Pirotte, c’est aussi, encore et toujours, un passeur, c’est à dire un poète qui aime les poètes, chose assez rare pour être signalée :

Odilon-Jean Périer près de Léon-Paul Fargue
et Xavier Forneret aux côtés de Thomas
Tardieu voisin de Reverdy Morhange
Avec Venaille évidemment Perros
à l’ombre de Follain comme d’un chêne.

Le paradoxe, c’est que ce sans-domicile fixe qui aimait les caves et les bibliothèques, a toujours su les emporter avec lui par un étrange tour de magie dont on n’a toujours pas trouvé le secret et qu’il ne fut surtout pas trouver, histoire que l’enchantement demeure.

>>> Pour qui connaît le nom de Jean-Pierre Andrevon, né en 1937, celui-ci évoque plutôt les grandes heures de la science fiction française des années 70 que celles de la poésie. Il faut croire que les mauvais genres ou prétendus tels mènent à tout puisque Obstinément des femmes des chats et des oiseaux (Ed. Le Pédalo Ivre) est un recueil tout à fait réussi. Andrevon, écologiste de la première heure, libertaire radical pour qui la littérature d’anticipation avait été un moyen de dire un monde qui courait à sa perte et dont nombre des intuitions se sont révélées d’une justesse étonnante avec le temps, est tout entier dans ce recueil où l’érotisme, la politique, l’amour d’une nature menacée se conjuguent dans des poèmes aux vers courts qui font des staccatos rageurs ou ironiques, un peu à la manière de ces tireurs isolés qui mènent un combat désespéré dans une ville déjà submergée par l’ennemi. Le ciment de toutes ces obsessions ? Le rêve, bien entendu, ce vieux carburant surréaliste qui est aussi une énergie renouvelable à l’infini :

Ce rêve
aux frontières déchirées
ce rêve
aux grands sursauts de truite
ce rêve
qui vient se coller à mes draps
ce rêve au tendre
ma source ma sève
surtout ne me réveillez pas.

>>> Frédérick Houdaer, qui est par ailleurs l’éditeur d’Andrevon, a la quarantaine. Dans Pardon my french (Ed. Les carnets du dessert de Lune), il pratique une forme de poésie à l’estomac qui peut rappeler Bukowski dans ce refus de sacraliser un genre, car toute sacralisation finit en momification :

ce n’est pas que je veuille énerver
le petit milieu de la poésie
pour prendre des personnes à rebrousse-poil
encore faut-il qu’elles aient des poils
mais mon ambition
celle que j’ai décidé de gueuler sur les toits
les fait hurler à leur tour
publier un recueil de poèmes chaque semestre
chaque trimestre
chaque mois
pisser des textes
des poèmes
avec la même fréquence
qu’un mangaka pisse des planches de bd
quel mauvais goût
personne ne me le pardonnera

Est-ce à dire qu’Houdaer ne prend pas la poésie au sérieux, lui qui parle dans ses textes de SMS, de TER, de Youporn ? Ce serait tirer un peu hâtivement une conclusion fausse. La plus belle chose qui puisse arriver à la poésie est de retrouver la vie des hommes, leur quotidien et de pouvoir à nouveau exercer sa fonction essentiellement critique, politique en invitant à relire le réel sans pour autant le décorer avec des rideaux à fleurs. D’ailleurs, un homme qui ne croirait pas en la force subversive de la poésie écrirait-il un tel poème, intitulé Ezra Pound.

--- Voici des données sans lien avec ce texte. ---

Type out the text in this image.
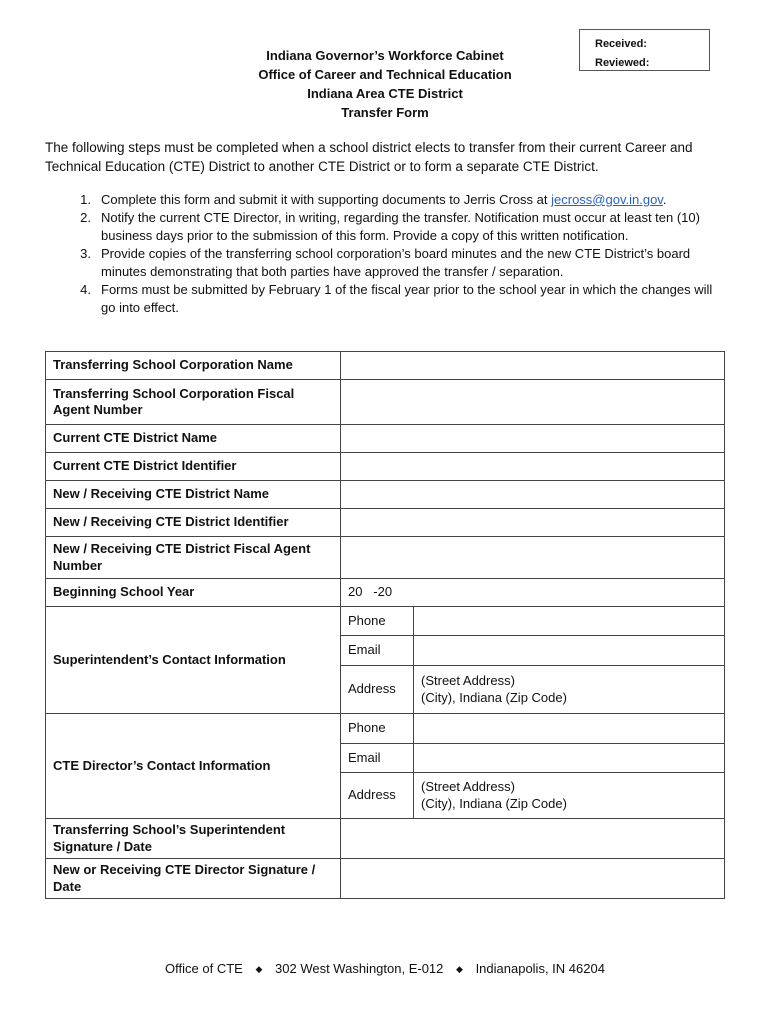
Received:
Reviewed:
Indiana Governor’s Workforce Cabinet
Office of Career and Technical Education
Indiana Area CTE District
Transfer Form
The following steps must be completed when a school district elects to transfer from their current Career and Technical Education (CTE) District to another CTE District or to form a separate CTE District.
1. Complete this form and submit it with supporting documents to Jerris Cross at jecross@gov.in.gov.
2. Notify the current CTE Director, in writing, regarding the transfer. Notification must occur at least ten (10) business days prior to the submission of this form. Provide a copy of this written notification.
3. Provide copies of the transferring school corporation’s board minutes and the new CTE District’s board minutes demonstrating that both parties have approved the transfer / separation.
4. Forms must be submitted by February 1 of the fiscal year prior to the school year in which the changes will go into effect.
Transferring School Corporation Name		
Transferring School Corporation Fiscal Agent Number		
Current CTE District Name		
Current CTE District Identifier		
New / Receiving CTE District Name		
New / Receiving CTE District Identifier		
New / Receiving CTE District Fiscal Agent Number		
Beginning School Year	20   -20	
Superintendent’s Contact Information	Phone	
	Email	
	Address	(Street Address)
(City), Indiana (Zip Code)

CTE Director’s Contact Information	Phone	
	Email	
	Address	(Street Address)
(City), Indiana (Zip Code)

Transferring School’s Superintendent Signature / Date		
New or Receiving CTE Director Signature / Date		
Office of CTE ◆ 302 West Washington, E-012 ◆ Indianapolis, IN 46204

mon livre n’a pas fait sonner les portiques de sécurité
avant que je n’embarque dans l’avion
il aurait dû

Plein emploi de Jean-Claude Pirotte, Ed. Le Castor Astral.
Obstinément des femmes des chats et des oiseaux de Jean-Pierre Andrevon, Ed. Le Pédalo Ivre.
Pardon my french de Frédérick Houdaer, Ed. Les carnets du dessert de lune.